Ingredients:
- 3 cups dry elbow macaroni
- 4 tablespoons salted butter
- 2 (370 mL/12 oz) cans evaporated milk
- 1/3 cup milk of your choice
- 2 large eggs
- 1/4 teaspoon garlic salt
- 4 cups shredded cheddar cheese
- 2 cups shredded mozzarella cheese
- 1 teaspoon paprika
Instructions:
- Cook the Macaroni: Begin by boiling a large pot of salted water. Add the elbow macaroni and cook until it reaches an al dente texture. Drain the water and return the macaroni to the pot.
- Melt the Butter: Add the butter to the hot macaroni and stir until fully melted. Set aside.

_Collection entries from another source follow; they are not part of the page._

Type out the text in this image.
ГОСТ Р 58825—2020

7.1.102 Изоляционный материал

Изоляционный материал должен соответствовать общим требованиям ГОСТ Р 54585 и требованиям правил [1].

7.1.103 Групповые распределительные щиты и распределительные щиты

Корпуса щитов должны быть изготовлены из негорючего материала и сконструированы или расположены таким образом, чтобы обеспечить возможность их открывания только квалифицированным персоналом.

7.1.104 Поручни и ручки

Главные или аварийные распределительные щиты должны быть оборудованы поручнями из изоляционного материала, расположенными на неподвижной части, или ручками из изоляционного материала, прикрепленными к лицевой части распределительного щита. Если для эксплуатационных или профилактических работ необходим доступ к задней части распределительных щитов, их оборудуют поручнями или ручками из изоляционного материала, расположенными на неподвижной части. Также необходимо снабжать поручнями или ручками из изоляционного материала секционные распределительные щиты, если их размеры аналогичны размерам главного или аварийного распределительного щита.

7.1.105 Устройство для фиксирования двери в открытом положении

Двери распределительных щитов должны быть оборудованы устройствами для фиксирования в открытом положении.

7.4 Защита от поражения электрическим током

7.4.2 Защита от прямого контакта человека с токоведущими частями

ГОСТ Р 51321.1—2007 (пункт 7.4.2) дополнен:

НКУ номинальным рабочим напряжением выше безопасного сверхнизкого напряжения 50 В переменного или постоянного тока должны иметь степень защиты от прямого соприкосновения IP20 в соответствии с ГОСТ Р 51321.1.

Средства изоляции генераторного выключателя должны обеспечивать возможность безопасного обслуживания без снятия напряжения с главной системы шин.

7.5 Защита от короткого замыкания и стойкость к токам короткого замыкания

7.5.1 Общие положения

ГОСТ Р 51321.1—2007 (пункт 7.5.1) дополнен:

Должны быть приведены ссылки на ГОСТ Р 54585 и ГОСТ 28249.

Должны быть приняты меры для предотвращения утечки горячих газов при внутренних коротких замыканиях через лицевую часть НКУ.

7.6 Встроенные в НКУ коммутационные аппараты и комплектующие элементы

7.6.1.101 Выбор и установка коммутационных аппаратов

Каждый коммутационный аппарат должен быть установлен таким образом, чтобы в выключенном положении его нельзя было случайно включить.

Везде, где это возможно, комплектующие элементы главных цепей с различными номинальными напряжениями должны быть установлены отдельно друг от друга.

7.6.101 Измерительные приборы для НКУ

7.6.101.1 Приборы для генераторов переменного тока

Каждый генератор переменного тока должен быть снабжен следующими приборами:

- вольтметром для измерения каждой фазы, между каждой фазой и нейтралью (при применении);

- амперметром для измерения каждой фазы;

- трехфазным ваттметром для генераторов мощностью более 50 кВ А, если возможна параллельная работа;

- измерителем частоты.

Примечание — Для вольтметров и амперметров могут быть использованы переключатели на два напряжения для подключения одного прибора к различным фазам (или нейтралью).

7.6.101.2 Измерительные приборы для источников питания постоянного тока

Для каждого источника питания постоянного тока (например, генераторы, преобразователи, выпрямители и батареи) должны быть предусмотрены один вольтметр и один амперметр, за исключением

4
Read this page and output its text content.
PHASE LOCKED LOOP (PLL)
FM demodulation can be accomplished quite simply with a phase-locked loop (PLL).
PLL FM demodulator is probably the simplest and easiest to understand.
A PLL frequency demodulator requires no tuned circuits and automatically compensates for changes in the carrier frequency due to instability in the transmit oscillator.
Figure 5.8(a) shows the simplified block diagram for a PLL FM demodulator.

- Prepare the Milk Mixture: In a large bowl, whisk together the evaporated milk, regular milk, eggs, and garlic salt until the ingredients are well combined.
- Mix the Cheeses: In a separate bowl, combine the shredded cheddar and mozzarella cheeses.
- Assemble the Dish: Preheat your oven to 375°F (190°C). Lightly grease a 9×13-inch baking dish. Start by layering 1/3 of the macaroni into the dish, followed by 1/3 of the cheese mixture. Repeat this process until all the macaroni and cheese are layered.
- Add the Milk Mixture and Paprika: Pour the milk mixture evenly over the layered macaroni and cheese. Sprinkle paprika across the top for a dash of color and flavor.
- Bake: Place the dish in the preheated oven and bake for 25-30 minutes, or until the cheese is bubbly and golden on top.
- Serve and Enjoy: Once baked, remove the dish from the oven and let it cool slightly before serving.